Discrediting two movements at once.

Rep. Pramila Jayapal arrives for a House Democratic caucus meeting at the U.S. Capitol on May 31, 2023, in Washington, D.C. (Photo by Anna Moneymaker/Getty Images)

Everything happens faster in the future, it’s been said. Lately that feels true: It’s as if we’re speed-running through chapters of European antisemitism.

Within the past week some of the most “progressive” elements in American politics have picketed Jewish-owned businesses, suppressed symbols of Judaism, and questioned whether atrocities committed against Jews even took place.

With anti-fascists like that, who needs fascists?

The picketing happened in Pennsylvania outside a restaurant co-owned by Israeli-American chef Michael Solomonov. Protesters showed up to warn him that he “can’t hide”:

Some progressives insisted that Solomonov’s place was targeted for reasons other than his faith and nationality, but they’ve lost the benefit of the doubt even among top Democrats like Joe Biden, Josh Shapiro, and John Fetterman.

Meanwhile in Virginia, organizers of a menorah-lighting at a public festival canceled the ceremony for fear that it might signal support for Israel.

That wasn’t the first time since the October 7 massacre that a menorah or Star of David has been removed from public display lest its inclusion imply solidarity with Hamas’ enemy. If you read that and worry that some of Israel’s critics are letting their antipathy to the Jewish state inform their feelings about the Jewish faith and its members, you should.

Finally, no episode of mass bloodletting against Jews is complete without post-liberal vampires hissing that they had it coming or that it never happened—or both. (Don’t look for consistency when there are atrocities to be justified and/or excused.) One would think this denialist strain of antisemitism would be harder to maintain in an age of ubiquitous smartphone cameras, instant digital communication, and ever-proliferating media platforms. And one would be right, as we’ll see.

But that hasn’t stopped the stupidest Hamas tankies on the fringes of American politics from trying.

Sexual assault is notoriously hard to prove. Rarely are there eyewitnesses to the crime or video evidence of it; unless the victim is physically injured, there may be nothing to support that victim’s claim that she didn’t consent.

That’s why the MeToo movement adopted the slogan “Believe all women.” It’s fatuous and untenable as a legal precept, since it would treat a bare accusation as conclusive proof of a grave offense, but directionally it’s righteous. “Take women’s claims of sexual assault more seriously” would be less snappy as a slogan but it’s excellent advice—and long overdue.

All of this is a prelude to saying that the rapes committed by Hamas on October 7 must be some of the most unusually well-documented cases of sexual assault in human history. There were eyewitnesses in real time; pathologists who examined the victims postmortem found horrendous injuries; the perpetrators recorded themselves in the act in some instances and surveillance cameras picked it up in others. In the digital era, there’s no hiding such barbarity.

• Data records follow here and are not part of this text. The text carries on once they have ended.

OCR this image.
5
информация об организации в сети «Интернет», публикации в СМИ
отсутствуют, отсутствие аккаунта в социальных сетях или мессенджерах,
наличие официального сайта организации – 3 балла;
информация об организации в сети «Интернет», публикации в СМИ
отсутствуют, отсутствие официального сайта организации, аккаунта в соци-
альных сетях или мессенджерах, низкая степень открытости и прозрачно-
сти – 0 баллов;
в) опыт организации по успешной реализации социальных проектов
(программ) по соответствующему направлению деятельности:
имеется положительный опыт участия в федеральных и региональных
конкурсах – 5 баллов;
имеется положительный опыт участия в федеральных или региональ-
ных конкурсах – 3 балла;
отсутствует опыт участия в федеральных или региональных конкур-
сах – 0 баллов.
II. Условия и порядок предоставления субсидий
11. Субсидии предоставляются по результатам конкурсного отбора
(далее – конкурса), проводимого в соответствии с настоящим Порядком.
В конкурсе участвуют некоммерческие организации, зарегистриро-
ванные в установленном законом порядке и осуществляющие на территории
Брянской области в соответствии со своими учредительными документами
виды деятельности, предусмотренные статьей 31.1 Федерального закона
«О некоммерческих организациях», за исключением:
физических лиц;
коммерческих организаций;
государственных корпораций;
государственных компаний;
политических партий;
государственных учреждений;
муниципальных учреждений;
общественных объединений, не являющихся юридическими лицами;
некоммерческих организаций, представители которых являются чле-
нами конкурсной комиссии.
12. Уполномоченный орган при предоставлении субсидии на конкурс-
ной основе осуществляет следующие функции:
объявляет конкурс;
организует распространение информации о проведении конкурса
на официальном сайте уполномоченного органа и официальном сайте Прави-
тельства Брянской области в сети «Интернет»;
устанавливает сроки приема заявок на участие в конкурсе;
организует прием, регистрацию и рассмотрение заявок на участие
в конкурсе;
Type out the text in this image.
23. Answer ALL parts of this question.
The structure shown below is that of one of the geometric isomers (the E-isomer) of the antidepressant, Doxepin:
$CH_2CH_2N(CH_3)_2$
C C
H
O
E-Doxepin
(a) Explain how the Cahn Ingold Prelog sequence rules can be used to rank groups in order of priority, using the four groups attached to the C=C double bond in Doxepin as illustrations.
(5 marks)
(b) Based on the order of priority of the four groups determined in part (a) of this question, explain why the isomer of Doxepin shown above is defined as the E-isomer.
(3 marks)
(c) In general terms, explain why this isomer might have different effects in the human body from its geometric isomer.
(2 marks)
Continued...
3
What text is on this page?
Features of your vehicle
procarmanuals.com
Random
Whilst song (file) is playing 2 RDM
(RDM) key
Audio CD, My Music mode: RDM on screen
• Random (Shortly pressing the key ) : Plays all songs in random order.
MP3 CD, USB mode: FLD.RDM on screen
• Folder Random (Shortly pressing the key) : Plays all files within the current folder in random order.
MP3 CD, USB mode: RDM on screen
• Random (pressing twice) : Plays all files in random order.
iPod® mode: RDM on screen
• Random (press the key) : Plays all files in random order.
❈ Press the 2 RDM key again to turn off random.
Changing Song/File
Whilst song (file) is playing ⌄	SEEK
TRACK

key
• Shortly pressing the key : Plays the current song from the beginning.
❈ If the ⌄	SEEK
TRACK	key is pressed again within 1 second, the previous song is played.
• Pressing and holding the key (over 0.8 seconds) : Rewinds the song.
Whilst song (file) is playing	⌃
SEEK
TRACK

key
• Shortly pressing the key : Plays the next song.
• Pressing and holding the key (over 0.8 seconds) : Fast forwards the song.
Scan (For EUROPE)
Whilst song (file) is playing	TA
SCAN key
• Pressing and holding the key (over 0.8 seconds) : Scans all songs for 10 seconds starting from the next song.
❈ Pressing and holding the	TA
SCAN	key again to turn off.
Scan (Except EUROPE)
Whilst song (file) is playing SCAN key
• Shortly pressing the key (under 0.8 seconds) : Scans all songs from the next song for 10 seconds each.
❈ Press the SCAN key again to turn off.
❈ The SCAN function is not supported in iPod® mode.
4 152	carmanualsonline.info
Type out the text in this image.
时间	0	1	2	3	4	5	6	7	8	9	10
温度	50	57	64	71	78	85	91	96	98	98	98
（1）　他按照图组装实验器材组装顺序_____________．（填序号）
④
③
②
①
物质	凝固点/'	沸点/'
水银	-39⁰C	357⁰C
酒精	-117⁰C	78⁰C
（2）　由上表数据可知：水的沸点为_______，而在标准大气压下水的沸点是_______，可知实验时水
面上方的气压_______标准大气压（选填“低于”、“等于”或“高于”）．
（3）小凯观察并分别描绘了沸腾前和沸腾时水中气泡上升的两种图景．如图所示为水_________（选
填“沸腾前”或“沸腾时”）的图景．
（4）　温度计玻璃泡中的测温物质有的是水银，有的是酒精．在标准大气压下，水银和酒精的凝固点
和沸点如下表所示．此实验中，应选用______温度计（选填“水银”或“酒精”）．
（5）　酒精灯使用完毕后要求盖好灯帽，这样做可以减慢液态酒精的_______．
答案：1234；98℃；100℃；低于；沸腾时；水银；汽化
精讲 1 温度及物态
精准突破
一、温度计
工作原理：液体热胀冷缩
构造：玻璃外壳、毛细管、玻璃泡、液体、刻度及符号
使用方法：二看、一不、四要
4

To deny a crime on that scale, with so much human testimony and physical evidence corroborating it, would be like denying the Holocaust, coincidentally. And yet:

There’s plenty more where that came from on social media. But if Maté and the rest don’t impress you, how about the former press secretary for Bernie Sanders’ 2020 presidential campaign? She now hosts an online show for the very mainstream publication The Hill.

I have a theory as to why so few of Hamas’ victims have offered testimony. I also have a theory as to why Gray was more skeptical of Brett Kavanaugh’s claims of innocence than Hamas’.

But if she doesn’t impress you either, how about the leader of the Congressional Progressive Caucus? Unlike the others, Pramila Jayapal doesn’t deny that the rapes happened; she’s more of a minimizer than a revisionist, allowing that rape is bad but that, you know, it happens in war.

As others noted after that interview, including our own Jonah Goldberg, the sexual violence of October 7 wasn’t a matter of Hamas members going rogue in the field. It was almost certainly policy, one more weapon in the arsenal of terror to torment the victims in death and their next of kin in life. They wouldn’t have filmed themselves doing the deed if it weren’t sanctioned by their leaders.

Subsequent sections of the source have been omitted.